C’était le 6 janvier 2012, à Pergamino. Iván Hortiguera, 16 ans, s’était endormi à ses côtés après que le sommeil eut gagné la course contre la montre. Norberto Núñez, son père, est rentré du travail à 9 heures du matin et les a trouvés au lit. Ce qui a suivi n’a pas été un cri : ce fut un passage à tabac. Il a fracturé la mâchoire et la cloison nasale de l’adolescent jusqu’à ce qu’il perde connaissance. Une voisine a entendu la suite depuis sa fenêtre : du verre brisé, un « tu sautes ou je te jette », puis le corps d’Iván tombant en diagonale dans le vide, retenu par le cou jusqu’à la dernière seconde.

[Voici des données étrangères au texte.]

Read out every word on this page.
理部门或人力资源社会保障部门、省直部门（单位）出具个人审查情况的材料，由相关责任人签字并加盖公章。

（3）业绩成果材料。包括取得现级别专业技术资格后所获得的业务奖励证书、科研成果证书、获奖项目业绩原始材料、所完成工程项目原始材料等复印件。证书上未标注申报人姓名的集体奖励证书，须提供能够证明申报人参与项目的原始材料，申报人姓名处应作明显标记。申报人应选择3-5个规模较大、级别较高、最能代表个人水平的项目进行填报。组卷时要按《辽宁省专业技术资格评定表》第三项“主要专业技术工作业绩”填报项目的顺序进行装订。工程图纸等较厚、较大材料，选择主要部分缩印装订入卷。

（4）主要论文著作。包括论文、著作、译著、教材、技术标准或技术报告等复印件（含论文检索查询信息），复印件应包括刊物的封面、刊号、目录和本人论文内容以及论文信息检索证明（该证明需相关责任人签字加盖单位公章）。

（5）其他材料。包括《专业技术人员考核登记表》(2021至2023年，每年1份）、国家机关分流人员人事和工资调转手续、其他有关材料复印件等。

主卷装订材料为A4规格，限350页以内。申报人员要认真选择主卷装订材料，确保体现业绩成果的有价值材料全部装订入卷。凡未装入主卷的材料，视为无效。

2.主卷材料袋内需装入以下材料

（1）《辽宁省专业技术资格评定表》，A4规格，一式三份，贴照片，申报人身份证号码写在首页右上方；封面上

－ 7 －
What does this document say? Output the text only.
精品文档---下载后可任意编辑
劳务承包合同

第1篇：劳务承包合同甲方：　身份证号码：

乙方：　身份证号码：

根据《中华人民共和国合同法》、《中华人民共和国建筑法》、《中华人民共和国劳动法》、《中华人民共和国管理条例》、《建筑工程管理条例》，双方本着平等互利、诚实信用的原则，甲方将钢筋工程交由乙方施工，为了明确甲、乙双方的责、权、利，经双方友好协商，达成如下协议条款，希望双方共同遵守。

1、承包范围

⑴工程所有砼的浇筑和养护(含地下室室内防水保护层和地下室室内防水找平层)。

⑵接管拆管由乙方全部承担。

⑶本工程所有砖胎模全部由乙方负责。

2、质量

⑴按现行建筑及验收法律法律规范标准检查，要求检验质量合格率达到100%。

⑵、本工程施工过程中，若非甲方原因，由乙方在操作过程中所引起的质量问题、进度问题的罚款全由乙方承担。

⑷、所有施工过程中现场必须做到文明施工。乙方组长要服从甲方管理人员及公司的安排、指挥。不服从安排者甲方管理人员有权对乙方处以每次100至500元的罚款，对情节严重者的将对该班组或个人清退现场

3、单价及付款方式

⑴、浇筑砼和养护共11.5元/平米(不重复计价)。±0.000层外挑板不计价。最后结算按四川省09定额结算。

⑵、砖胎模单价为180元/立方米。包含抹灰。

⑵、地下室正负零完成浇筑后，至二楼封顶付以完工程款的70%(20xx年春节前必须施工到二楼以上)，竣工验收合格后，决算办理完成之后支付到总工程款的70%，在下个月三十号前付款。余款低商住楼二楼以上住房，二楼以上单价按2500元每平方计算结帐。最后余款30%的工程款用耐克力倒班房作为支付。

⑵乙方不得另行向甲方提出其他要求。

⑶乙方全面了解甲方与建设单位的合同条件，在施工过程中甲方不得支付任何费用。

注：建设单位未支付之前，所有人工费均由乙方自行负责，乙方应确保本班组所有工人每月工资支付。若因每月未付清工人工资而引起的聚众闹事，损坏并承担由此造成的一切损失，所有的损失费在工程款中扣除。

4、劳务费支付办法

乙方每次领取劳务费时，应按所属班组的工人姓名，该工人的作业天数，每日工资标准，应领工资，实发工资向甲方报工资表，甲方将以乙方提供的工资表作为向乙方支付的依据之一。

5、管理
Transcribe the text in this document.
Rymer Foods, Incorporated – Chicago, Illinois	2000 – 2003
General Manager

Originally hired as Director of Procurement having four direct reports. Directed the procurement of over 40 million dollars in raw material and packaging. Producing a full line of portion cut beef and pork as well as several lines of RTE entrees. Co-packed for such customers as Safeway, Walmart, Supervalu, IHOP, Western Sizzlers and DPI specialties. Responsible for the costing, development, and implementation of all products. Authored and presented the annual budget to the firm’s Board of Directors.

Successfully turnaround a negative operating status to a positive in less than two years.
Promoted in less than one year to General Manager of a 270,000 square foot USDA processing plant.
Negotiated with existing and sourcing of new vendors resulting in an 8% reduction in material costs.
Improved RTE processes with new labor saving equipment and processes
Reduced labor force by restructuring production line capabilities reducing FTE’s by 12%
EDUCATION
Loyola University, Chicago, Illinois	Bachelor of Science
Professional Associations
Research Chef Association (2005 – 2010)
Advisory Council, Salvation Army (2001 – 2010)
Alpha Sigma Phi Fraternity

Les examens médico-légaux ont confirmé qu’il était tombé inconscient, sans blessures défensives aux mains. Núñez a affirmé que le jeune homme « avait sauté de son propre chef », mais les témoins et ses propres menaces antérieures l’ont condamné à la prison à vie. Sa sœur Lucía se souvient encore de chaque détail de cette journée comme si le temps ne s’était pas écoulé.